Fenger Pointing

Becky Fenger | February 11, 2009

Becky FengerPeter-ing out

Rarely does one have a chance to get up close and personal with a member of a Presidential Cabinet, rarified as the air is around such a heady position. An opportunity presented itself during a policy forum at the Goldwater Institute last week.

Mary E. Peters was U.S. Secretary of Transportation from Sept. 30, 2006 until Jan. 20, 2009 when she was replaced by Ray La Hood. Peters spent two decades in the industry, literally working herself up from the proverbial bottom to the top of the heap. As Secretary, she managed a $61 billion budget with 61,000 employees, overseeing air, maritime and surface transportation. Her ascent was aided in no small measure by her “people skills,” interacting pleasantly with bureaucrats and agency personnel.

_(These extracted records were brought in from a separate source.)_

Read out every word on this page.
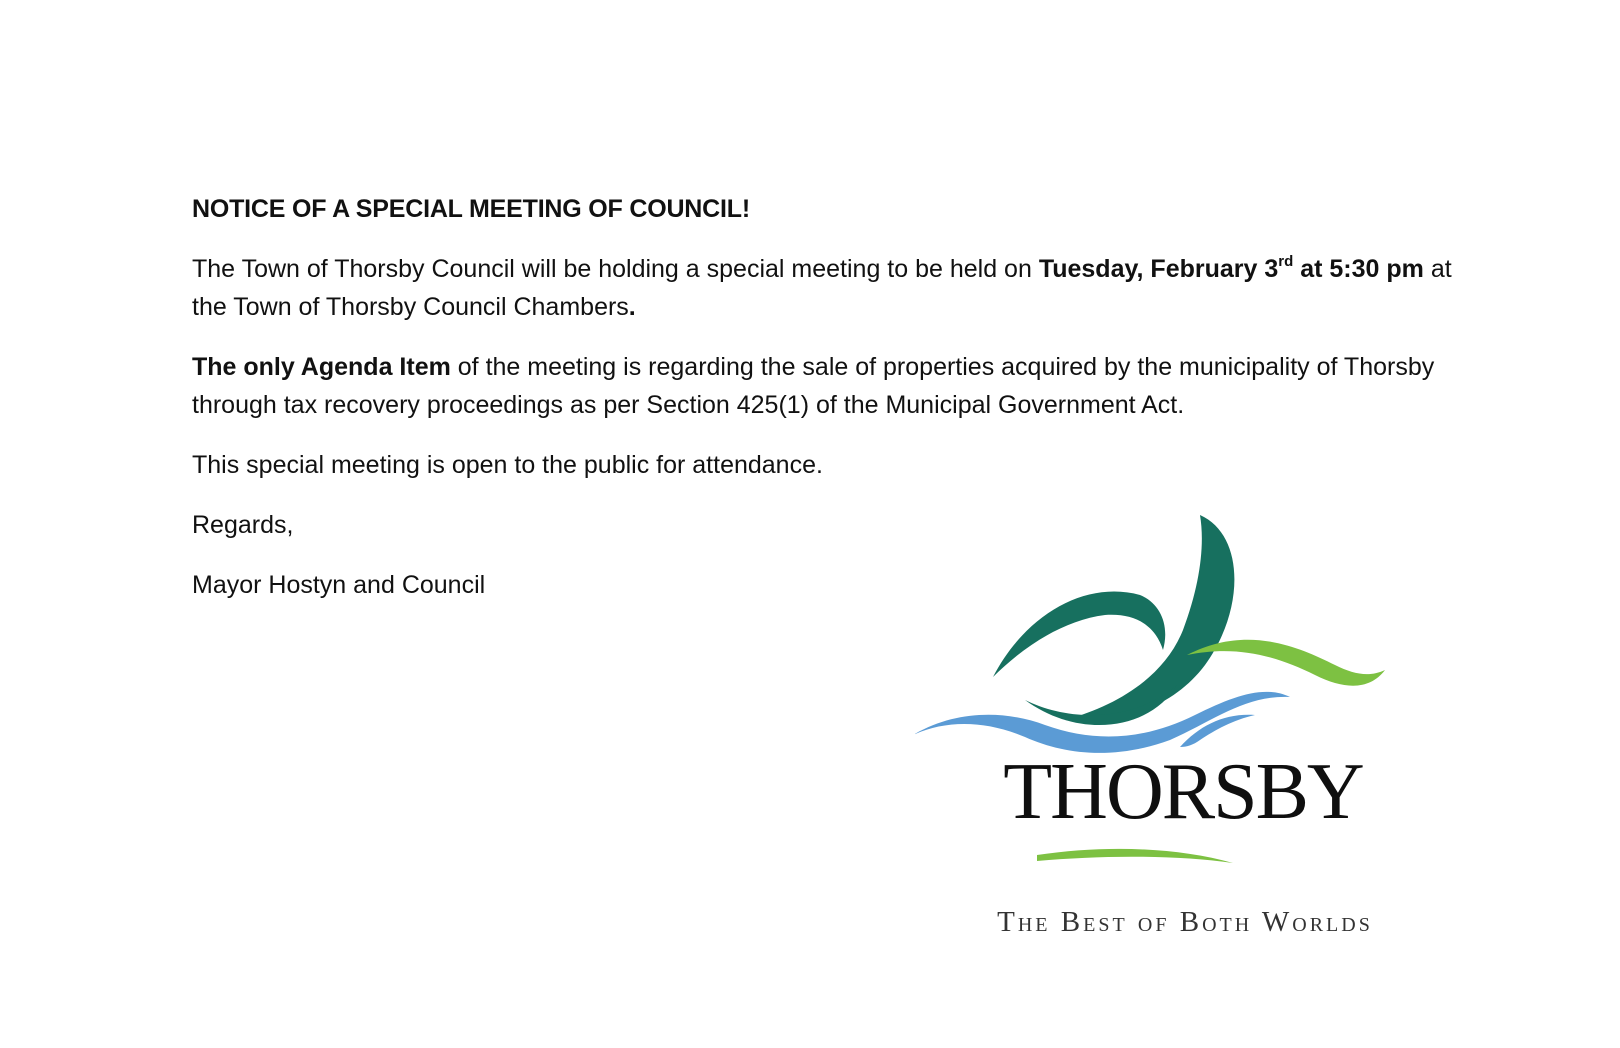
NOTICE OF A SPECIAL MEETING OF COUNCIL!

The Town of Thorsby Council will be holding a special meeting to be held on Tuesday, February 3rd at 5:30 pm at the Town of Thorsby Council Chambers.

The only Agenda Item of the meeting is regarding the sale of properties acquired by the municipality of Thorsby through tax recovery proceedings as per Section 425(1) of the Municipal Government Act.

This special meeting is open to the public for attendance.

Regards,

Mayor Hostyn and Council

THORSBY
The Best of Both Worlds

One of her admirers is Mike Krusee, Chairman of the Texas House Transportation Committee from 2003-2009. According to his scoop sheet, he is recognized as one of the nation’s leading architects of innovative solutions to transportation funding and policy challenges. Krusee said that Mary Peters was the first person to define transportation as a philosophical problem, not a funding problem. “The U.S. has no transportation policy, no performance goals at all,” he claims. “Our only policy is the CAFE standards,” he adds. Since he sees no relationship whatsoever between what things cost and what one pays, he and Peters think a solution is to align the cost through the use of toll roads. Fine with me; “user pays” is a worthy goal.

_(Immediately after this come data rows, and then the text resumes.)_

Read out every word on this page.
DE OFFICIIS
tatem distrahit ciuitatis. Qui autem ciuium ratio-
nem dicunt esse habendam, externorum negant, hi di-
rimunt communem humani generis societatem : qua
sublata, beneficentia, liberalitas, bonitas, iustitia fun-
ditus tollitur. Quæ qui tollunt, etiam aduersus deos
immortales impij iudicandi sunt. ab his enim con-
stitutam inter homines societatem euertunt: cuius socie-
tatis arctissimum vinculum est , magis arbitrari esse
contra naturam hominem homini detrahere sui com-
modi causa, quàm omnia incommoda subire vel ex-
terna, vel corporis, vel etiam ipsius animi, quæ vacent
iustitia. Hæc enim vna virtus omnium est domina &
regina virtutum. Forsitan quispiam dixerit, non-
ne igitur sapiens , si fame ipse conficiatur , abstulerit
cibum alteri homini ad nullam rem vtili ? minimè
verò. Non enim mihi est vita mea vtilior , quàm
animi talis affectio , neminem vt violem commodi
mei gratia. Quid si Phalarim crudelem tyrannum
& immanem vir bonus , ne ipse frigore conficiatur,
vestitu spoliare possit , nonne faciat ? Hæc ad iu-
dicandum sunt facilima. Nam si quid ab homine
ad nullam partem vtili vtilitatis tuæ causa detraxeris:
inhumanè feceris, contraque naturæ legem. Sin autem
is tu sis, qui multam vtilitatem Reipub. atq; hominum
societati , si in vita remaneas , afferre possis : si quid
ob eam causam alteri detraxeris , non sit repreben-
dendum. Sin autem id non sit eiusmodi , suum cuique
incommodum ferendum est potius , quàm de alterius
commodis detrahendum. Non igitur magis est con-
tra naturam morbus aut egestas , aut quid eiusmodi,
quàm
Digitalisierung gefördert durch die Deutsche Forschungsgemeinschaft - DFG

Another panelist was former Colorado Gov. Bill Owens who is currently involved in an infrastructure-based water and land development company with projects in Arizona as well as Colorado and Texas. Unlike Arizona, Colorado is not allowed to use General Obligation Bonds for projects. His advice is to monetize a state’s current assets. In Denver, for instance, half of their buses are privately operated. To no one’s surprise, they operate 40 percent cheaper than the government-run ones!

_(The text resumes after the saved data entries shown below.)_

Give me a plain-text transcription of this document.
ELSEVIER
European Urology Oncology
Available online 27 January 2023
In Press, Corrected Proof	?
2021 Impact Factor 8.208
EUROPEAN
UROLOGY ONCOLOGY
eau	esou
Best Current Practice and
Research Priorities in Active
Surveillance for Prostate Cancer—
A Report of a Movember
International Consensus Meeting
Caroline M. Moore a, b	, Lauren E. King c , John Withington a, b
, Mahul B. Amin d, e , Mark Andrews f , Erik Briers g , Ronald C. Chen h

Public/Private Partnerships (P3s) can and do work. Panelist Gary Groat has over thirty-five years experience in planning major transportation projects across the country, and is responsible for developing P3s for Fluor Enterprises. (Kudos for his being a retired Colonel in the U.S. Army.) Groat runs down a list of the many benefits he sees from P3s: New ideas, new money, faster delivery of projects, lower costs, and public support when they view successful ventures. He spoke of the Pocahontas Parkway in Virginia (State Route 895), their first P3 project. “Basically, the state got a $324 million project for free,” he said.

The Pocahontas Parkway is an 8.8 mile tolled freeway that was built as a result of an unsolicited bid from Fluor Enterprises. Groat claims that better projects get built this way, since they are fueled by citizens desires for a specific solution rather than Department of Transportation designs to spend money “because it’s there.” Gov. Owens insists that government has more control over private contracts than its own workforce, when they don’t have to deal with deadwood civil servants who cannot be fired for non-performance.

Makes sense to me.

What made no sense whatsoever was the answer I got from Secretary Peters during Q&A time.

I asked her: “If you knew the inarguable facts that building Light Rail Transit in the Valley here would actually lead to more air pollution (carbon monoxide) and more traffic congestion with ridership below one-half of one percent, would you have stood there and christened this monster with a bottle of champagne as you did?” Like any good politician, she dodged the question. Instead, in essence she said that government rules forced her to send light rail money our way, since the money is there and must be spent on projects shown to have matching funds, no matter how unworthy. Fengernails to such thinking. Later she added that maybe we’ll luck out and riders will use it more than the paltry numbers of the rosiest projections. Sure they will, Mary. Sure.